TAMPA — A Tech Data shareholder has sued to block the company’s pending $6 billion sale to New York private equity firm Apollo Global Management.
Dean Drulias has owned Tech Data stock since 2016, according to his suit, which was filed shortly before Christmas in Hillsborough Circuit Court.
He contends that the $145 that Apollo has offered for each share of Tech Data is a “steep 20 percent discount” when compared with the $183.10 per share that Tech Data’s own investment banker, BofA Securities, has determined would be appropriate under a discounted cash flow analysis of the company’s value.
As a result, he says, shareholders will be deprived of $1.4 billion in value if they approve the sale at a vote scheduled for Feb. 12 and regulators also sign off on the deal.
Drulias names Tech Data and Apollo as defendants, along with Tech Data chief executive officer Rich Hume, former CEO Robert Dutkowsky and eight members of Tech Data’s board of directors.
Tech Data executives and board members have pushed for a sale, Drulias claims, because they would benefit personally from the sale.

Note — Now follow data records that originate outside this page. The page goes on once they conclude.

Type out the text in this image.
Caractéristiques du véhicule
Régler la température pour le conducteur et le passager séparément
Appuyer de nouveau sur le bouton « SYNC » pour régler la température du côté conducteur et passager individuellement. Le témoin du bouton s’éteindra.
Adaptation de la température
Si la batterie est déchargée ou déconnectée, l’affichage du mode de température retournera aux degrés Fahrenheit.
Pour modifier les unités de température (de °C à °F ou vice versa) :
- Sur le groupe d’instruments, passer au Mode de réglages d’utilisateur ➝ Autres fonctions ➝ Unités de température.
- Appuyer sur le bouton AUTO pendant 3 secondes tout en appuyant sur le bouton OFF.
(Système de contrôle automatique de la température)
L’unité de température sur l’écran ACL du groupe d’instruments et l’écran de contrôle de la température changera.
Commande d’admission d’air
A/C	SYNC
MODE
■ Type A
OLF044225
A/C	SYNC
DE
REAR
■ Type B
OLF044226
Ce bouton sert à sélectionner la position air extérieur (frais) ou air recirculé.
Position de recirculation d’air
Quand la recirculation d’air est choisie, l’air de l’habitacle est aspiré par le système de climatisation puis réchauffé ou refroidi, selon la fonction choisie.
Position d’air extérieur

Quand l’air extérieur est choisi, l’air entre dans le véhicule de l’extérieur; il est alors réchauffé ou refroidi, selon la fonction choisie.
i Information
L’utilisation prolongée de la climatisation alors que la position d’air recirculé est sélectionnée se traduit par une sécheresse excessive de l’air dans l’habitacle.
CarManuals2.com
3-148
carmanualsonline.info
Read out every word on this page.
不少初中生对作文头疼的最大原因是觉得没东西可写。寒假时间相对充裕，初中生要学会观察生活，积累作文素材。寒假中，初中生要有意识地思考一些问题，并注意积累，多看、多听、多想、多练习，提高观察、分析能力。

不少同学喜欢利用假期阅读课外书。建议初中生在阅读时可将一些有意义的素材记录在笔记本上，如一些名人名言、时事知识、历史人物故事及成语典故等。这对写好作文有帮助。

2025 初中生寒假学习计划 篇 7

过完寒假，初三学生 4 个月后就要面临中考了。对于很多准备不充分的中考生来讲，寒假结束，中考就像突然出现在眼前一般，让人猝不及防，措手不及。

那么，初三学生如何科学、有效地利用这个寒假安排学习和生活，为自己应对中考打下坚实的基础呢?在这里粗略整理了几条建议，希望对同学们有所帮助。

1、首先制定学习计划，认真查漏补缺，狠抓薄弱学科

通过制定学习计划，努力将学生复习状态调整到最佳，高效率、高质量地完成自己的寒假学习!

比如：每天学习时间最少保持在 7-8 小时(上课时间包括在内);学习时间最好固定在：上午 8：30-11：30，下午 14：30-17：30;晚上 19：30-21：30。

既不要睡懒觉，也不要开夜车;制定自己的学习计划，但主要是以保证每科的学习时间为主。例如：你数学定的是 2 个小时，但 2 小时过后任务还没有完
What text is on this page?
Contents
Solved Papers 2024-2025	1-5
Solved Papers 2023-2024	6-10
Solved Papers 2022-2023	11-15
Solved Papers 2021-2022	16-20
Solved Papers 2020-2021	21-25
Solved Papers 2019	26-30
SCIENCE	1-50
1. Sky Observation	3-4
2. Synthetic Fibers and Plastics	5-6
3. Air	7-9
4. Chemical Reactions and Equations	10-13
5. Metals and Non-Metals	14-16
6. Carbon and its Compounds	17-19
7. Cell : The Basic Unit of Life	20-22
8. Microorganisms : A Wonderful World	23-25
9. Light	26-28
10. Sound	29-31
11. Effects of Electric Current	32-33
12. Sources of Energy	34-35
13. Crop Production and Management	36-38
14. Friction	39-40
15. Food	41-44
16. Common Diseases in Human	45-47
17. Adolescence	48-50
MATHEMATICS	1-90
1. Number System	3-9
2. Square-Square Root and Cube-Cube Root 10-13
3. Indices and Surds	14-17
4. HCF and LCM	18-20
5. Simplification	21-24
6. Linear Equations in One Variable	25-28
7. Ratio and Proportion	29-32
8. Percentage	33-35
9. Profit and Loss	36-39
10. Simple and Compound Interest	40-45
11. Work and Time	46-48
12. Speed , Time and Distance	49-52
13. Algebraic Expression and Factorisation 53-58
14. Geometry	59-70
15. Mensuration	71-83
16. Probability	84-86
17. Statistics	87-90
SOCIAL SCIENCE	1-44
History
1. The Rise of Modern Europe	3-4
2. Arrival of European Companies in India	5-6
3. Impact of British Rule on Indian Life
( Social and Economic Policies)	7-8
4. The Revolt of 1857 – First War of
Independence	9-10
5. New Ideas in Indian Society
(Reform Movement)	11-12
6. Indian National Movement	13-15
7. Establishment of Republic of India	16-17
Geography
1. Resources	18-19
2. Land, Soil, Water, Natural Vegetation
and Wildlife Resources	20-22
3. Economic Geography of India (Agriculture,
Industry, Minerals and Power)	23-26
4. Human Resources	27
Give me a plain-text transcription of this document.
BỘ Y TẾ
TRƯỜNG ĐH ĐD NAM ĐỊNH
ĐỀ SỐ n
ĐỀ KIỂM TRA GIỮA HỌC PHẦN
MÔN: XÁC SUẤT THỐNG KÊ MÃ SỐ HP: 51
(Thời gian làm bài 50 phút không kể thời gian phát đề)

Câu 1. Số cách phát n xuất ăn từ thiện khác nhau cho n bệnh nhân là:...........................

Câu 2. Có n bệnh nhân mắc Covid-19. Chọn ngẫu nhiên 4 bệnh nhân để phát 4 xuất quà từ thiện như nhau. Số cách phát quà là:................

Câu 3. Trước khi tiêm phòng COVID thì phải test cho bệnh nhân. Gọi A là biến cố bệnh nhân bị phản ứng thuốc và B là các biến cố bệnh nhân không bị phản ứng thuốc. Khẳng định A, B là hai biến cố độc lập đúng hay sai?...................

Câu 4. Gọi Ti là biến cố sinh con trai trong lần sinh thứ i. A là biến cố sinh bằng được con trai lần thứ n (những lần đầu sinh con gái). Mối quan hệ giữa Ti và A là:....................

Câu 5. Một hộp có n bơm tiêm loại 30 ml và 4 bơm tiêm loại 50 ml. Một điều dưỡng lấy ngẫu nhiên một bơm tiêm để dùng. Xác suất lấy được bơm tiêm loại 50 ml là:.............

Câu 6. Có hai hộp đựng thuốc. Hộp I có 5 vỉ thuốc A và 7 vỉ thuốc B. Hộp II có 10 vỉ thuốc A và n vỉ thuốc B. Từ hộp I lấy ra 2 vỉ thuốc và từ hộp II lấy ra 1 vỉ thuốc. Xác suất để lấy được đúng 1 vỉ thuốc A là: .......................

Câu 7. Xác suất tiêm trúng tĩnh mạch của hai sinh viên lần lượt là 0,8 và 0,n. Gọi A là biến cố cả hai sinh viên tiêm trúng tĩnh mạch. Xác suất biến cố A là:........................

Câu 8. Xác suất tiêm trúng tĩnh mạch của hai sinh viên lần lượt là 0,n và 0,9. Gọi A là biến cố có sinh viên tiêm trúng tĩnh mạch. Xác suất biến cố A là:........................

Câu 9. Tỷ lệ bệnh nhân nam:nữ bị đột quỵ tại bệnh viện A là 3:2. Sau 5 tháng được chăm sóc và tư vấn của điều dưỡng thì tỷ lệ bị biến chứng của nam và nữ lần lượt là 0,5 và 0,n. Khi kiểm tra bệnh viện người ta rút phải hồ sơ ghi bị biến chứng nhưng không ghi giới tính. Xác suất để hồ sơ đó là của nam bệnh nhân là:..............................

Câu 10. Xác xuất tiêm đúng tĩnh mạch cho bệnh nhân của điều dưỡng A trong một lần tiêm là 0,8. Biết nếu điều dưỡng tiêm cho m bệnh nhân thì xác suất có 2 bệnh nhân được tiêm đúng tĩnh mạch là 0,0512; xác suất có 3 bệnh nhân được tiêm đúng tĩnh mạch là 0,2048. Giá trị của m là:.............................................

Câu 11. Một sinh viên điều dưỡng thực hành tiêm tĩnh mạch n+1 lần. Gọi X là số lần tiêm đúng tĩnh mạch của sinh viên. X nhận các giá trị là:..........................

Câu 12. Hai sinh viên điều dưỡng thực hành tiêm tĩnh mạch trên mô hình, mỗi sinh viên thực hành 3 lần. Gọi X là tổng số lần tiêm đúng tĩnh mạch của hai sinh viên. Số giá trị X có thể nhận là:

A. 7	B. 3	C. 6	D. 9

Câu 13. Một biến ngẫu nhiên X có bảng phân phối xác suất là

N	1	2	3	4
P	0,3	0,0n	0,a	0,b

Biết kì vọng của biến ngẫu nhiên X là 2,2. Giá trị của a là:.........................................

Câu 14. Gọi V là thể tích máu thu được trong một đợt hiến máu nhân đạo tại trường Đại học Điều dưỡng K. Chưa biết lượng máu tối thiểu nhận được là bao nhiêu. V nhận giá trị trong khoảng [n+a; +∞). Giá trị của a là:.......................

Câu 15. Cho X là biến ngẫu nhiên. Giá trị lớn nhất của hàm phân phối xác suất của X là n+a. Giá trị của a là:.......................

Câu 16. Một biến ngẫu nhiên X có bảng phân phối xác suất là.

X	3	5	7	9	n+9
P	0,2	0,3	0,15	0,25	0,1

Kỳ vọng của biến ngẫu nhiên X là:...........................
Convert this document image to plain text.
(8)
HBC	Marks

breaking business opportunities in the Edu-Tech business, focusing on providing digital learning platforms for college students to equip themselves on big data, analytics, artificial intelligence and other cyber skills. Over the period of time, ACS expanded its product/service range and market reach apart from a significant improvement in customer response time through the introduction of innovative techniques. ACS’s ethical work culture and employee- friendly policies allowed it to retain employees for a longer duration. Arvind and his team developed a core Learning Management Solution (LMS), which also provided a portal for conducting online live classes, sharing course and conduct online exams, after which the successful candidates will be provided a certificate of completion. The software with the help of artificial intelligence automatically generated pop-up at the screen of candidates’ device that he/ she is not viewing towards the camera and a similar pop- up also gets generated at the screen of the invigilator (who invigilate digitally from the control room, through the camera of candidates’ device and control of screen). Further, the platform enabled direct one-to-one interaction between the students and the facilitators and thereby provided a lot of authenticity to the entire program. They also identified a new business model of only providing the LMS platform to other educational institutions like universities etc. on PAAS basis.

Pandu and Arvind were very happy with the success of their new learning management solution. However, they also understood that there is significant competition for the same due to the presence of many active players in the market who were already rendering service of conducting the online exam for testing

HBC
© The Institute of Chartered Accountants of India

Six board members stand to be paid from $234,320 to $361,920 because their restricted stock will vest on an accelerated schedule because of the sale. Dutkowsky, who is on Tech Data’s board, would be paid $16.3 million for his restricted stock. And the benefits to Hume, the lawsuit contends, include continued employment leading Tech Data as a privately held company.
Moreover, the suit claims, BofA Securities has a conflict of interest because of its longstanding relationships with Apollo, a $325 billlion investment manager. Apollo paid BofA Securities $150 million in the past two years before it rendered its opinion on the fairness of the Tech Data buyout, and it held about $203 million in interests in Apollo and its affiliates, the suit says.
To avoid jeopardizing that relationship with Apollo, Drulias claims, BofA has offered a conclusion that $145 per share is fair despite its own analysis that the value could be higher. In Tech Data’s proxy statement, BofA Securities said that analysis established a range of potential values for the company’s stock, from $122.15 at the low end to the $183.10 that Drulias cited at the top.
On Wednesday, a Tech Data spokesman said the company doesn’t comment on pending legal matters, so neither Tech Data itself, Hume nor Dutkowsky would respond to the lawsuit. A Bank of America spokesman likewise declined to comment on behalf of BofA Securities, which was not named as a defendant in the lawsuit. The Tampa Bay Times also is seeking comment from Apollo Global.
While Drulias says BofA Securities’ analysis would support a value of $183 per share, no one offered anything close to that during a “go-shop” period where Tech Data reached out to 60 companies to solicit offers on better terms than the $130 per share that Apollo first offered.
During that period, the best competing offer of $140 per share came from Berkshire Hathaway, the mammoth investment and holding company run by Omaha billionaire Warren Buffett. But Buffett dropped out of the bidding after Apollo raised its offer to $145 a share.
Drulias is asking a judge to order that Tech Data update its disclosures about the buyout with information that he considers to be correct and complete. If it doesn’t, he said, the merger should be stopped and he should be entitled to an unspecified amount of damages that would have to be determined later.
In the meantime, Tech Data spokesman Bobby Eagle said, the shareholder vote will take place as scheduled on Feb. 12. Wednesday, Tech Data stock was trading at $144.05 per share.